Modifica della proprietà esclusiva del condomino e divieto di alterare la destinazione della cosa comune

Redazione scientifica
23 Aprile 2020

La realizzazione da parte di un condomino di una modifica nella sua proprietà esclusiva, facendo anche uso delle parti comuni, rimane sottoposta, ex art. 1102 c.c., al divieto di alterare la destinazione della cosa comune e al divieto di impedire agli altri partecipanti di farne pari uso secondo il loro diritto.

Interventi sul terrazzo. Un Condominio conveniva innanzi al Giudice di Pace i condomini Tizio e Caio domandando che fosse accertata l'illegittimità degli interventi da questi effettuati sul terrazzo dell'immobile di loro proprietà ed ordinato il ripristino dello stato originario dei luoghi. A parere del Condominio, infatti, i lavori di avanzamento del terrazzo dell'immobile a filo del muro perimetrale di facciata, con annessione del cornicio e della parte di gronda, erano stati eseguiti in violazione degli artt. 1102 e 1120 c.c. Il Giudice di Pace rigettava la domanda rilevando che i suddetti interventi non avessero alterato la destinazione della cosa comune e che non avessero impedito agli altri partecipanti di farne uso. Avverso la decisione il Condominio proponeva appello davanti al Tribunale di Milano che, riformando la sentenza, accertava l'illegittimità delle opere realizzate sul terrazzo dell'appartamento di proprietà di Tizio e Caio e li condannava al rispristino dello stato dei luoghi originario.
Avverso la decisione del Tribunale, i condomini propongono ricorso in Cassazione lamentando che erroneamente il Tribunale ha ritenuto che le opere realizzate nell'edificio abbiano interessato parti comuni dello stabile, posto che la gronda non è stata modificata, avendo mantenuto la sua funzione di raccolta dell'acqua piovana proveniente dal terrazzo di loro proprietà esclusiva. Lamentano inoltre i condomini che il Tribunale ha erroneamente ravvisato violazione della simmetria e del decoroso nell'intervento sul parapetto del balcone, costituendo questo parte della facciata dello stabile.

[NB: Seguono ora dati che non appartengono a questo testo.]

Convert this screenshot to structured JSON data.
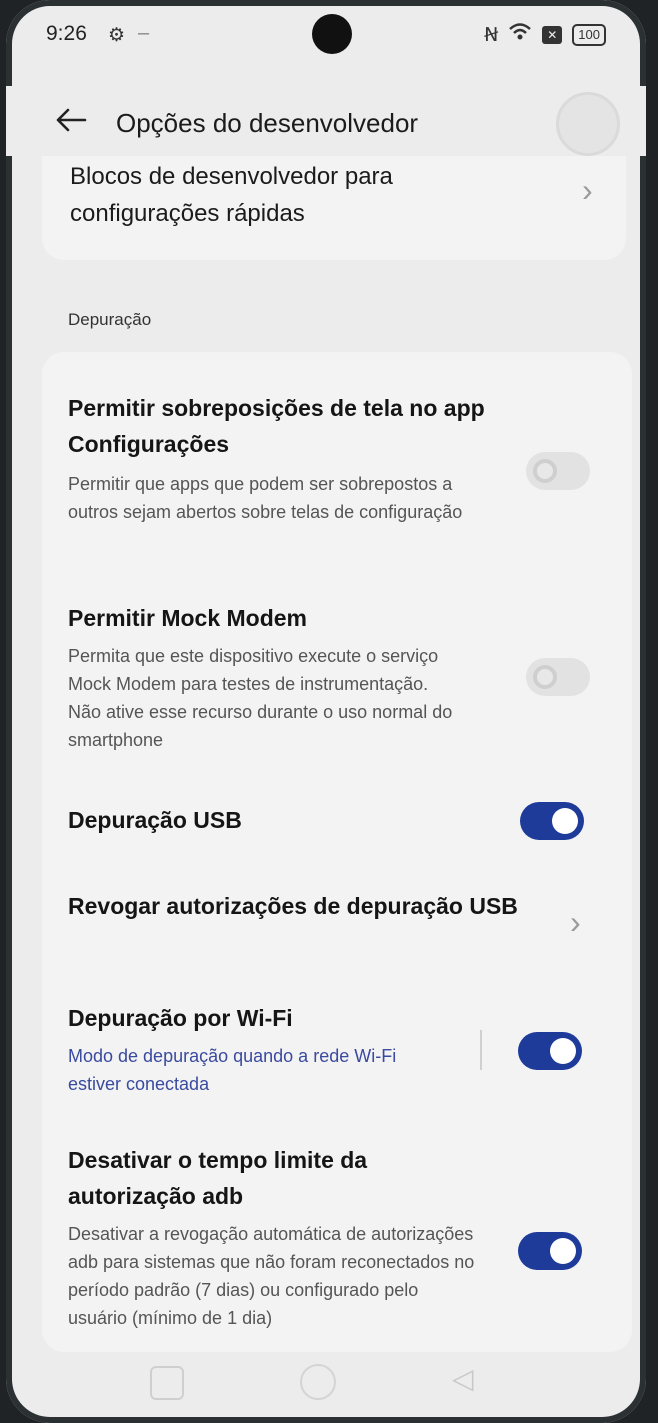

Destinazione d'uso. La Cassazione, ritenendo infondati i motivi di ricorso, osserva che la realizzazione da parte di un condomino di una modifica nella sua proprietà esclusiva, ai fini dell'utilizzo delle parti comuni, rimane sottoposta (art. 1102 c.c.) al divieto di alterare la destinazione della cosa comune e al divieto di impedire agli altri partecipanti di farne pari uso secondo il loro diritto.
Il compito di accertare se l'opera realizzata dal singolo condomino sia conforme o meno alla destinazione della parte condominiale spetta al giudice di merito, la cui decisione, se adeguatamente motivata, non è censurabile in sede di legittimità. Nel caso concreto, rileva la Suprema Corte, il Tribunale ha congruamente motivato le ragioni per cui ha ritenuto che la realizzazione delle opere eseguite dai condomini abbia alterato la destinazione d'uso ed impedito agli altri di fare uso della cosa stessa.
Inoltre, la Cassazione osserva che il parapetto rappresenta una parte della facciata del palazzo e ha una funzione estetica, essendo elemento decorativo ed ornamentale. Pertanto, se i balconi dell'edificio condominiale non rientrano tra le parti comuni, il rivestimento del parapetto e della soletta, se svolgono prevalentemente una funzione estetica per l'edificio, sono beni comuni, essendo elementi decorativi che rendono il palazzo esteticamente gradevole. Dunque, se il condomino esegue opere sui propri beni facendo anche uso di beni comuni, deve utilizzare le parti comuni nei limiti previsti dall'art. 1102 c.c.

Innovazione lesiva del decoro architettonico. Infine, viene chiarito dalla Cassazione che «è un'innovazione lesiva del decoro architettonico del fabbricato condominiale, come tale vietata, non solo quella che ne alteri le linee architettoniche, ma anche quella che comunque si rifletta negativamente sull'aspetto armonico di esso, a prescindere dal pregio estetico che possa avere l'edificio. La relativa valutazione spetta al giudice di merito ed è insindacabile in sede di legittimità, ove non presenti vizi ex art. 360, n. 5, c.p.c., non potendosi attribuire, tra l'altro, decisiva, ai fini della tutela prevista dall'art. 1120 c.c., al grado di visibilità delle innovazioni contestate, in relazione ai diversi punti di osservazione dell'edificio, ovvero alla presenza di altre pregresse modifiche non autorizzate».
Alla luce di quanto chiarito, il ricorso viene rigettato.